TEL AVIV – Vingt ans après la Conférence de Madrid sur le Proche-Orient, et dix ans après l’échec des négociations entre Israéliens et Palestiniens malgré les efforts héroïques du président américain Bill Clinton, on ne peut qu’arriver à la conclusion que le processus de paix israélo-palestinien est devenu l’une de plus magistrales déceptions de l’histoire de la diplomatie moderne.

Ce processus de paix est la victime de l’incapacité des parties à combler le fossé entre ce qui était faisable au plan politique et ce qui était nécessaire pour conclure un accord. Coincés entre le possible et le nécessaire, les Israéliens et les Palestiniens ont simplement appris à vivre sans trouver de solution.

Autant l’opinion publique est préoccupée par l’agonie de la bande de Gaza, autant les Israéliens, dans leur majorité, semblent penser que le « problème » palestinien se passe sur une autre planète. Le mur-barrière de sécurité en Cisjordanie et le désengagement d’Ariel Sharon de Gaza ont pour ainsi dire éliminé les frictions quotidiennes entre Juifs et Arabes. Accaparés par une économie florissante, rassurés par l’engagement pris récemment par le président Obama de ne jamais laisser tomber Israël et convaincus qu’ils sont parvenus à mettre fin au terrorisme palestinien en Cisjordanie et à empêcher le Hamas de se lancer dans une nouvelle guerre, les Israéliens ont perdu tout sentiment d’urgence en ce qui concerne le problème palestinien.
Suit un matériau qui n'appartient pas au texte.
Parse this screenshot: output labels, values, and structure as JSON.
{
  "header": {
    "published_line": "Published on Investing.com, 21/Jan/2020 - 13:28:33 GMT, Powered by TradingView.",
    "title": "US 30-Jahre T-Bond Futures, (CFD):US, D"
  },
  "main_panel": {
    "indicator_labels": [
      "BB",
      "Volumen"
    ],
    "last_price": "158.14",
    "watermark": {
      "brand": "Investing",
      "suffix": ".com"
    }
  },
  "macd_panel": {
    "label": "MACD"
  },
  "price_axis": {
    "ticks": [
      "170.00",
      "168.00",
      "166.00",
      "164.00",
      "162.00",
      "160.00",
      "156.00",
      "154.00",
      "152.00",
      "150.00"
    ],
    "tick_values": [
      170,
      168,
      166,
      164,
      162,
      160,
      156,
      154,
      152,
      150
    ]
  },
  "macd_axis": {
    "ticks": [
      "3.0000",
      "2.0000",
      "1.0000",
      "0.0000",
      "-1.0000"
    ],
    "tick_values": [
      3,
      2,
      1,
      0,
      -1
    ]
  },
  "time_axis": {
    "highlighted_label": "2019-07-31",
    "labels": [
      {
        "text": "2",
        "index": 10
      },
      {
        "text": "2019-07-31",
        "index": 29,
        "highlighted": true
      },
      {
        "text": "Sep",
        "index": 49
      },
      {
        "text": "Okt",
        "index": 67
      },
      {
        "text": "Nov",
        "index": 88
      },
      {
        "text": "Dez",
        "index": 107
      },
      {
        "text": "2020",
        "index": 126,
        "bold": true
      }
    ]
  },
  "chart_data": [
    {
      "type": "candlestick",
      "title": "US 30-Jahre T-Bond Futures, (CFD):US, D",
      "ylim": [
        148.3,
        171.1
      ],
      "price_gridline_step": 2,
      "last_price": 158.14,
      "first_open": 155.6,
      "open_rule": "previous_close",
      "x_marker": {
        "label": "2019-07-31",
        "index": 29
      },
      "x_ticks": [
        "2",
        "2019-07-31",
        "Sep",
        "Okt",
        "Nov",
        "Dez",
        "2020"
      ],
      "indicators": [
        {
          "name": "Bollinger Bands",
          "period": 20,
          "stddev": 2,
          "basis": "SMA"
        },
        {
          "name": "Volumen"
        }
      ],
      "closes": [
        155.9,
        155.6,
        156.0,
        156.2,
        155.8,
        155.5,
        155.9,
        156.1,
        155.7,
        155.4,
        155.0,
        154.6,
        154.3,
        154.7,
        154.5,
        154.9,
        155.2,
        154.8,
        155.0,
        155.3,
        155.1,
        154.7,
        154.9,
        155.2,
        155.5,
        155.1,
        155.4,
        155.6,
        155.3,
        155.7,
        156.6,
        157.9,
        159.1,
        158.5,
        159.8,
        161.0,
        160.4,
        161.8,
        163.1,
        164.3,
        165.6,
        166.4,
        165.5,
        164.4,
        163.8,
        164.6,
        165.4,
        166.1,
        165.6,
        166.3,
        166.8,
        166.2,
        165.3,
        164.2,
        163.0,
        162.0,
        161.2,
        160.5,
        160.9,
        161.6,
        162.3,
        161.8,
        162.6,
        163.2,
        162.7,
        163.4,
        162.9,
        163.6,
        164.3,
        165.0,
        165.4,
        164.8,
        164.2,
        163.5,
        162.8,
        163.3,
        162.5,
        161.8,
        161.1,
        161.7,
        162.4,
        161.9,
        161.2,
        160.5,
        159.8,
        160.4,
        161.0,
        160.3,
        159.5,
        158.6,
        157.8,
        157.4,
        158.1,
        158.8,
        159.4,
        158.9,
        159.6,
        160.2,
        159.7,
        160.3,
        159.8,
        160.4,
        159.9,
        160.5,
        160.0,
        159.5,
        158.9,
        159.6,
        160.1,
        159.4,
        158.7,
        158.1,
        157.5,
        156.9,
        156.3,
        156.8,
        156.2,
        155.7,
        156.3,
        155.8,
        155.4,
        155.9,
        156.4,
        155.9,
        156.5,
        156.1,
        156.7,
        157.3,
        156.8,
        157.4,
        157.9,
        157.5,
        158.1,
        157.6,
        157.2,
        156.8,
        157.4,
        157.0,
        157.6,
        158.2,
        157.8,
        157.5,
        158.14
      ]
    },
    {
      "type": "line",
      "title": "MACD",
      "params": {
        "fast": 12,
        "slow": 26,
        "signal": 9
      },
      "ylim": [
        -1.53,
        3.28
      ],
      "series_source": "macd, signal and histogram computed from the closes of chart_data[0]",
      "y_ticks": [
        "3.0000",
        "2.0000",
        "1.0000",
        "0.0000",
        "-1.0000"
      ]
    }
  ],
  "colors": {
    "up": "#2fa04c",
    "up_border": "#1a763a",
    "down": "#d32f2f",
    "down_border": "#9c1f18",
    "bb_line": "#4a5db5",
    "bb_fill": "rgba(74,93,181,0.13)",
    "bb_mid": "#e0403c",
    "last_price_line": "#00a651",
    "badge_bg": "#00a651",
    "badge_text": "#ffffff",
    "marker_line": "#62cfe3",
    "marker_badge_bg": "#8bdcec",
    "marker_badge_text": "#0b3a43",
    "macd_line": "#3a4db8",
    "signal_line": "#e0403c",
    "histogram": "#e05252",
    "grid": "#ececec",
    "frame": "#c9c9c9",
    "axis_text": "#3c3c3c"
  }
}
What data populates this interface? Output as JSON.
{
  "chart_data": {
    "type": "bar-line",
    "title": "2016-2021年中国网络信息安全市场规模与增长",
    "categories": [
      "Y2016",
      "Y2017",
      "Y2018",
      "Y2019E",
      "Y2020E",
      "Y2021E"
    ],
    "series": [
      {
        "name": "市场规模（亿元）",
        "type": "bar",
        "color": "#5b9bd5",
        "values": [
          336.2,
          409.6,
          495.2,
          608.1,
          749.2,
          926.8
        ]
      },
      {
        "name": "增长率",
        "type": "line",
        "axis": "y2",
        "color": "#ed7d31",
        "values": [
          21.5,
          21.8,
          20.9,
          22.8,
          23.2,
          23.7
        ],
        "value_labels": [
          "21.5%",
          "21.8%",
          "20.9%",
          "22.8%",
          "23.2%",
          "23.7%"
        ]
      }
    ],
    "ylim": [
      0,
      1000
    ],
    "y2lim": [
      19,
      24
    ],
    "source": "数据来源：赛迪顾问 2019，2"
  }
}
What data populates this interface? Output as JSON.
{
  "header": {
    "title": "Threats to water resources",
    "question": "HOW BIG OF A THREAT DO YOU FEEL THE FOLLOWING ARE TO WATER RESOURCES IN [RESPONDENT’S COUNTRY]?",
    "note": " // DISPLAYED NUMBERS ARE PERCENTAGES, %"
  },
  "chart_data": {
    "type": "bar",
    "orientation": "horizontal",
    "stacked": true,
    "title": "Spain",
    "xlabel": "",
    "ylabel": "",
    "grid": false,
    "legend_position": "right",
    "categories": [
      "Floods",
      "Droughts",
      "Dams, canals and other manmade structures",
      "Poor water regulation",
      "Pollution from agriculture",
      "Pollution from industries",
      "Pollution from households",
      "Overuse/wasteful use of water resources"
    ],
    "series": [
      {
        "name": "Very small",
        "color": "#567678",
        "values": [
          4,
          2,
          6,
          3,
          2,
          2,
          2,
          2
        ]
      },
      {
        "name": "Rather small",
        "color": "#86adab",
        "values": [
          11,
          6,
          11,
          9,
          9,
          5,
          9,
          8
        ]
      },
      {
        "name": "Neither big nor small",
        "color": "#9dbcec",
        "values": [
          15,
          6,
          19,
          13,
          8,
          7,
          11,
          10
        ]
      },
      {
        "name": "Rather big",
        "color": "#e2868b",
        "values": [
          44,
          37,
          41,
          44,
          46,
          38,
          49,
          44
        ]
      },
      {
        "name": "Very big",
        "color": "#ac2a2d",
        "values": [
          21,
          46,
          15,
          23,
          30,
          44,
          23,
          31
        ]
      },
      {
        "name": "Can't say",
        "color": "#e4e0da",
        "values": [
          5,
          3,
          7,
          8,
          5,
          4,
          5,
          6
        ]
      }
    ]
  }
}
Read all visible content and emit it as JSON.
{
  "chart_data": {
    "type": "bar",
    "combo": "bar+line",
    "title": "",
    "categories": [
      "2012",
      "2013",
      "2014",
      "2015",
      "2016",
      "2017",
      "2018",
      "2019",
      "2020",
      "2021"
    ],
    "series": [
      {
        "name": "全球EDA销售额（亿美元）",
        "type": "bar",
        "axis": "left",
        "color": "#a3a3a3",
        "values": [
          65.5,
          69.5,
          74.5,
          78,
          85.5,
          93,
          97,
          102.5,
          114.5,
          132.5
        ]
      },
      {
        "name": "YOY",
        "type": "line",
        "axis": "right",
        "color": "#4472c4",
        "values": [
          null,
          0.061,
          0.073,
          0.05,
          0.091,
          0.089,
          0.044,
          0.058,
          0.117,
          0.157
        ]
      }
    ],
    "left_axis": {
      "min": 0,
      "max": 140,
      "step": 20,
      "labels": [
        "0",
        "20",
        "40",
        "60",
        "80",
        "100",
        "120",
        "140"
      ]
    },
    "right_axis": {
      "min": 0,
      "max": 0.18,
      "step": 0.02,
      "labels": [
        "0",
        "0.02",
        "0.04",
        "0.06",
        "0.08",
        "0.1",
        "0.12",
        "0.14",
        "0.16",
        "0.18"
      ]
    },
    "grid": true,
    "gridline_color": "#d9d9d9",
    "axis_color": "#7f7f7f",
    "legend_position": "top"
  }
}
Les Israéliens trouvent également un motif de satisfaction dans la prospérité relative de la Cisjordanie, où l’ordre et la stabilité sont assurés par des forces de sécurité palestiniennes bien formées, dans le droit-fil de la construction méticuleuse, du bas vers le haut, d’un État palestinien par Salam Fayyad, le Premier ministre de l’Autorité palestinienne. Une aide internationale massive fait par ailleurs de l’occupation israélienne l’une des plus commodes de l’histoire : les Israéliens contrôlent le territoire et la population sans avoir à assumer le poids financier d’une autorité directe.